Words: Mateusz Niesmialek | Photography: Anthony Vaccarello / Annett Bonkowski

Hypnotic voice, original arrangements and moving lyrics are the work of Tamino, a Belgian-Egyptian artist who performed at O2 Shepherd’s Bush Empire last week. He is known as the most promising singer of the alternative scene with his blend of Middle Eastern and Western influences. Tamino inherited vocal talent from his grandfather, Muharram Fouad, who was one of the most popular singers in North Africa in the 1960s. His debuted album Amir, whose songs quickly got millions of plays on streaming portals, was named one of the best albums of 2018 by several publications, including NME, The Independent, and The Guardian, and his shows sold out quickly.

The show starts with Belgian composer, singer, and multi-instrumentalist Dienne, whose music is filled with melancholy over the loss. Her debut album Addio is a musical tribute to the artist’s late grandmother. The electronic experiments and reverberated vocals intertwined with traditional oboe, flute, or piano sounds created a picture more convincing than any words.

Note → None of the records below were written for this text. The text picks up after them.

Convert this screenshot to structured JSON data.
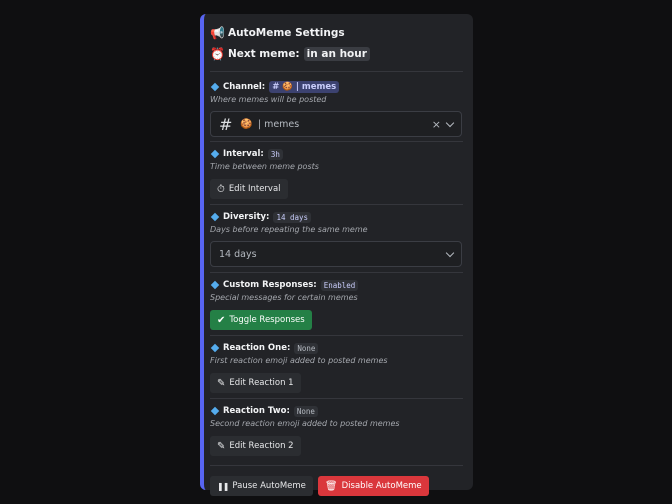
{
  "header": {
    "title_emoji": "📢",
    "title": "AutoMeme Settings",
    "next_emoji": "⏰",
    "next_label": "Next meme:",
    "next_value": "in an hour"
  },
  "channel": {
    "label": "Channel:",
    "chip": "# 🍪 | memes",
    "hint": "Where memes will be posted",
    "select_hash": "#",
    "select_emoji": "🍪",
    "select_value": "| memes",
    "clear_icon": "×"
  },
  "interval": {
    "label": "Interval:",
    "value": "3h",
    "hint": "Time between meme posts",
    "button": "Edit Interval",
    "button_icon": "⏱"
  },
  "diversity": {
    "label": "Diversity:",
    "value": "14 days",
    "hint": "Days before repeating the same meme",
    "select_value": "14 days"
  },
  "custom_responses": {
    "label": "Custom Responses:",
    "value": "Enabled",
    "hint": "Special messages for certain memes",
    "button": "Toggle Responses",
    "button_icon": "✔"
  },
  "reaction_one": {
    "label": "Reaction One:",
    "value": "None",
    "hint": "First reaction emoji added to posted memes",
    "button": "Edit Reaction 1",
    "button_icon": "✎"
  },
  "reaction_two": {
    "label": "Reaction Two:",
    "value": "None",
    "hint": "Second reaction emoji added to posted memes",
    "button": "Edit Reaction 2",
    "button_icon": "✎"
  },
  "footer": {
    "pause": "Pause AutoMeme",
    "pause_icon": "❚❚",
    "disable": "Disable AutoMeme",
    "disable_icon": "🗑"
  },
  "colors": {
    "accent": "#5865f2",
    "green": "#248046",
    "red": "#da373c",
    "diamond": "#55acee"
  }
}
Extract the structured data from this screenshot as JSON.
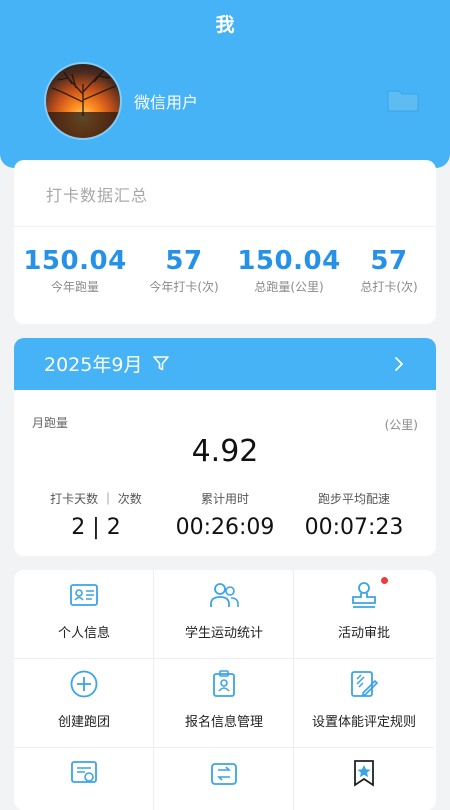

Tamino builds a bond with the audience in an unusual way. Although the artist did not make much contact, he created a specific network of connections between himself and each participant, as his music is incredibly engaging in performance. Instruments, vocals, and emotions packed in one gave a completely absorbing live experience.

His minimalist guitar and the sweetly exotic and classically rich instrumental setting did just as well. The band’s sound was sometimes the background and sometimes the foreground, simply dosing successive portions of emotions, delights, and sorrows. Tamino could perform completely alone, stripped of everything. With his vocal at the forefront, it was easy to sail away, cry, stop and stay with it. Consciousness, scale, absolutely no barrier. Despite the exposure of instruments, there was still a saving of expression.

The tour promotes Tamino’s newest release, Sahar, so the stage featured mainly new tracks such as the introspective ‘The First Disciple’ and the melancholic ‘Fascination’. But the evening had many heartbreaking moments, including the long-awaited ‘Indigo Night’ and ‘Habibi’ left at the end for better effect. Whether he played solo or with a band, the experience was invigorating and left viewers yearning for more.

Tamino’s show was an unforgettable experience. His hypnotic voice, original arrangements, and moving lyrics, combined with his minimalist style, made for a mesmerising show that left the audience wanting more. Tamino proves that artists on stage can do nothing more than perform their music and still create a powerful and emotional experience for their audience. Tamino is a rising star in the European pop scene, and his show deserves to be noticed.